Being a topical program, politics was never far from the world Allen’s Alley. Politicians, in general, were originally spoofed by Senator Bloat played by Jack Smart. The Senator spent his time pushing for his “Bloat Bill”, knowing that the legislation would solve whatever problems needed solving, usually with the expediency of wasting a lot of the taxpayers money.

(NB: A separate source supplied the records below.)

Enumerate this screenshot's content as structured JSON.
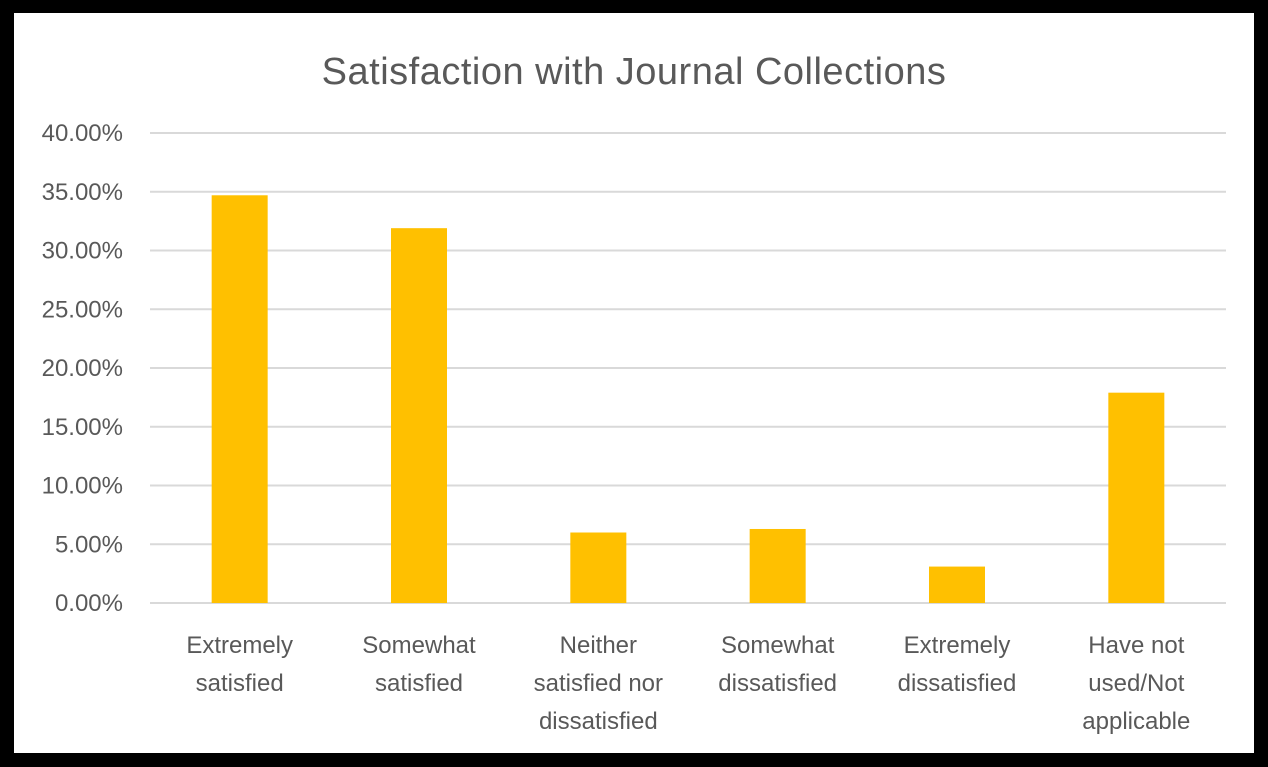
{
  "chart_data": {
    "type": "bar",
    "title": "Satisfaction with Journal Collections",
    "xlabel": "",
    "ylabel": "",
    "ylim": [
      0,
      0.4
    ],
    "yticks": [
      0,
      0.05,
      0.1,
      0.15,
      0.2,
      0.25,
      0.3,
      0.35,
      0.4
    ],
    "ytick_labels": [
      "0.00%",
      "5.00%",
      "10.00%",
      "15.00%",
      "20.00%",
      "25.00%",
      "30.00%",
      "35.00%",
      "40.00%"
    ],
    "grid": true,
    "legend": "none",
    "bar_color": "#FFC000",
    "categories": [
      [
        "Extremely",
        "satisfied"
      ],
      [
        "Somewhat",
        "satisfied"
      ],
      [
        "Neither",
        "satisfied nor",
        "dissatisfied"
      ],
      [
        "Somewhat",
        "dissatisfied"
      ],
      [
        "Extremely",
        "dissatisfied"
      ],
      [
        "Have not",
        "used/Not",
        "applicable"
      ]
    ],
    "values": [
      0.347,
      0.319,
      0.06,
      0.063,
      0.031,
      0.179
    ]
  }
}
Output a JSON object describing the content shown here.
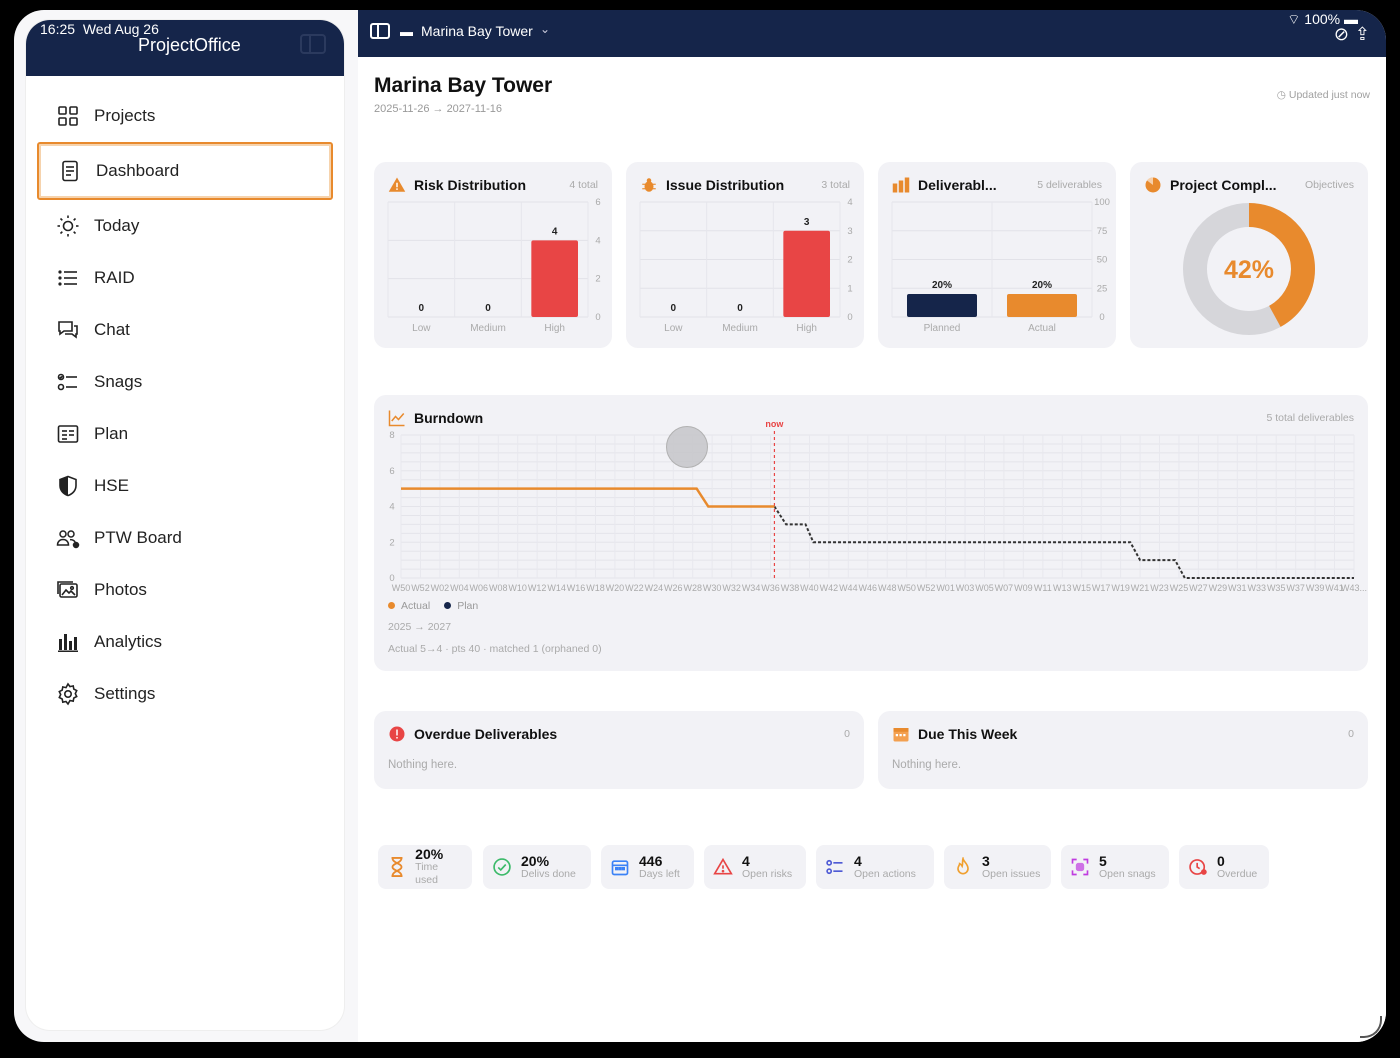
{
  "status": {
    "time": "16:25",
    "date": "Wed Aug 26",
    "battery": "100%"
  },
  "app": {
    "title": "ProjectOffice"
  },
  "sidebar": {
    "items": [
      {
        "label": "Projects",
        "icon": "grid-icon"
      },
      {
        "label": "Dashboard",
        "icon": "document-icon",
        "active": true
      },
      {
        "label": "Today",
        "icon": "sun-icon"
      },
      {
        "label": "RAID",
        "icon": "list-icon"
      },
      {
        "label": "Chat",
        "icon": "chat-icon"
      },
      {
        "label": "Snags",
        "icon": "checklist-icon"
      },
      {
        "label": "Plan",
        "icon": "plan-icon"
      },
      {
        "label": "HSE",
        "icon": "shield-icon"
      },
      {
        "label": "PTW Board",
        "icon": "people-icon"
      },
      {
        "label": "Photos",
        "icon": "photos-icon"
      },
      {
        "label": "Analytics",
        "icon": "bar-chart-icon"
      },
      {
        "label": "Settings",
        "icon": "gear-icon"
      }
    ]
  },
  "topbar": {
    "project": "Marina Bay Tower"
  },
  "header": {
    "title": "Marina Bay Tower",
    "dates": "2025-11-26 → 2027-11-16",
    "updated": "Updated just now"
  },
  "colors": {
    "navy": "#15254a",
    "orange": "#e88a2d",
    "red": "#e84545",
    "grey": "#d6d6da"
  },
  "cards": {
    "risk": {
      "title": "Risk Distribution",
      "meta": "4 total"
    },
    "issue": {
      "title": "Issue Distribution",
      "meta": "3 total"
    },
    "deliverables": {
      "title": "Deliverabl...",
      "meta": "5 deliverables"
    },
    "completion": {
      "title": "Project Compl...",
      "meta": "Objectives"
    },
    "burndown": {
      "title": "Burndown",
      "meta": "5 total deliverables",
      "range": "2025 → 2027",
      "stats": "Actual 5→4 · pts 40 · matched 1 (orphaned 0)"
    },
    "overdue": {
      "title": "Overdue Deliverables",
      "count": "0",
      "empty": "Nothing here."
    },
    "due": {
      "title": "Due This Week",
      "count": "0",
      "empty": "Nothing here."
    }
  },
  "chart_data": [
    {
      "type": "bar",
      "title": "Risk Distribution",
      "categories": [
        "Low",
        "Medium",
        "High"
      ],
      "values": [
        0,
        0,
        4
      ],
      "data_labels": [
        "0",
        "0",
        "4"
      ],
      "yticks": [
        "6",
        "4",
        "2",
        "0"
      ],
      "ylim": [
        0,
        6
      ]
    },
    {
      "type": "bar",
      "title": "Issue Distribution",
      "categories": [
        "Low",
        "Medium",
        "High"
      ],
      "values": [
        0,
        0,
        3
      ],
      "data_labels": [
        "0",
        "0",
        "3"
      ],
      "yticks": [
        "4",
        "3",
        "2",
        "1",
        "0"
      ],
      "ylim": [
        0,
        4
      ]
    },
    {
      "type": "bar",
      "title": "Deliverabl...",
      "categories": [
        "Planned",
        "Actual"
      ],
      "values": [
        20,
        20
      ],
      "data_labels": [
        "20%",
        "20%"
      ],
      "yticks": [
        "100",
        "75",
        "50",
        "25",
        "0"
      ],
      "ylim": [
        0,
        100
      ]
    },
    {
      "type": "pie",
      "title": "Project Compl...",
      "values": [
        42,
        58
      ],
      "center_label": "42%"
    },
    {
      "type": "line",
      "title": "Burndown",
      "yticks": [
        "8",
        "6",
        "4",
        "2",
        "0"
      ],
      "ylim": [
        0,
        8
      ],
      "xticks": [
        "W50",
        "W52",
        "W02",
        "W04",
        "W06",
        "W08",
        "W10",
        "W12",
        "W14",
        "W16",
        "W18",
        "W20",
        "W22",
        "W24",
        "W26",
        "W28",
        "W30",
        "W32",
        "W34",
        "W36",
        "W38",
        "W40",
        "W42",
        "W44",
        "W46",
        "W48",
        "W50",
        "W52",
        "W01",
        "W03",
        "W05",
        "W07",
        "W09",
        "W11",
        "W13",
        "W15",
        "W17",
        "W19",
        "W21",
        "W23",
        "W25",
        "W27",
        "W29",
        "W31",
        "W33",
        "W35",
        "W37",
        "W39",
        "W41",
        "W43..."
      ],
      "now_label": "now",
      "now_index": 19.2,
      "series": [
        {
          "name": "Actual",
          "points": [
            [
              0,
              5
            ],
            [
              15.2,
              5
            ],
            [
              15.8,
              4
            ],
            [
              19.2,
              4
            ]
          ]
        },
        {
          "name": "Plan",
          "points": [
            [
              19.2,
              4
            ],
            [
              19.8,
              3
            ],
            [
              20.8,
              3
            ],
            [
              21.2,
              2
            ],
            [
              37.5,
              2
            ],
            [
              38,
              1
            ],
            [
              39.8,
              1
            ],
            [
              40.3,
              0
            ],
            [
              49,
              0
            ]
          ]
        }
      ]
    }
  ],
  "stats": [
    {
      "value": "20%",
      "label": "Time used",
      "icon": "hourglass-icon"
    },
    {
      "value": "20%",
      "label": "Delivs done",
      "icon": "check-circle-icon"
    },
    {
      "value": "446",
      "label": "Days left",
      "icon": "calendar-icon"
    },
    {
      "value": "4",
      "label": "Open risks",
      "icon": "warning-icon"
    },
    {
      "value": "4",
      "label": "Open actions",
      "icon": "checklist-icon"
    },
    {
      "value": "3",
      "label": "Open issues",
      "icon": "flame-icon"
    },
    {
      "value": "5",
      "label": "Open snags",
      "icon": "snag-icon"
    },
    {
      "value": "0",
      "label": "Overdue",
      "icon": "clock-alert-icon"
    }
  ]
}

The Alley temporarily closed down for the 1944 season when Fred’s doctors insisted he take some time off to treat his hypertension. By the 1945 season, Smart had left for Hollywood (where he would continue to delight OTR fans by playing The Fat Man), leaving the Alley without its resident politico. Veteran Minerva Pious, who had returned along with Allen Reed, suggested they adopt new announcer Kenny Delmar’s stock character “Dynamite Gus”. Gus was developed from an over-the-top oil man whom Delmar had gotten a ride while hitchhiking some years before. Kenny drug out the Gus character at parties and routinely brought the house down. Retooling Gus as Senator Claghorn, a man so dedicated to the South that he would only drink water from a “Dixie” cup and when he had chicken pox they were Southern fried, was not a great stretch. Claghorn would live on as the Looney Tunes character Foghorn Leghorn.
Allen’s Alley became the feature fans most closely associated with the Fred Allen Show. The Alley and its residents made a couple of attempts to transition onto the small screen, first in costume and then as hand puppets, but Fred’s enthusiasm for TV was even lower than it was for quiz shows. Allen’s Alley would live on as an actual address in Fred Allen’s hometown of Boston, where a spur off of Tremont St in the Theater District was officially renamed Allen’s Alley.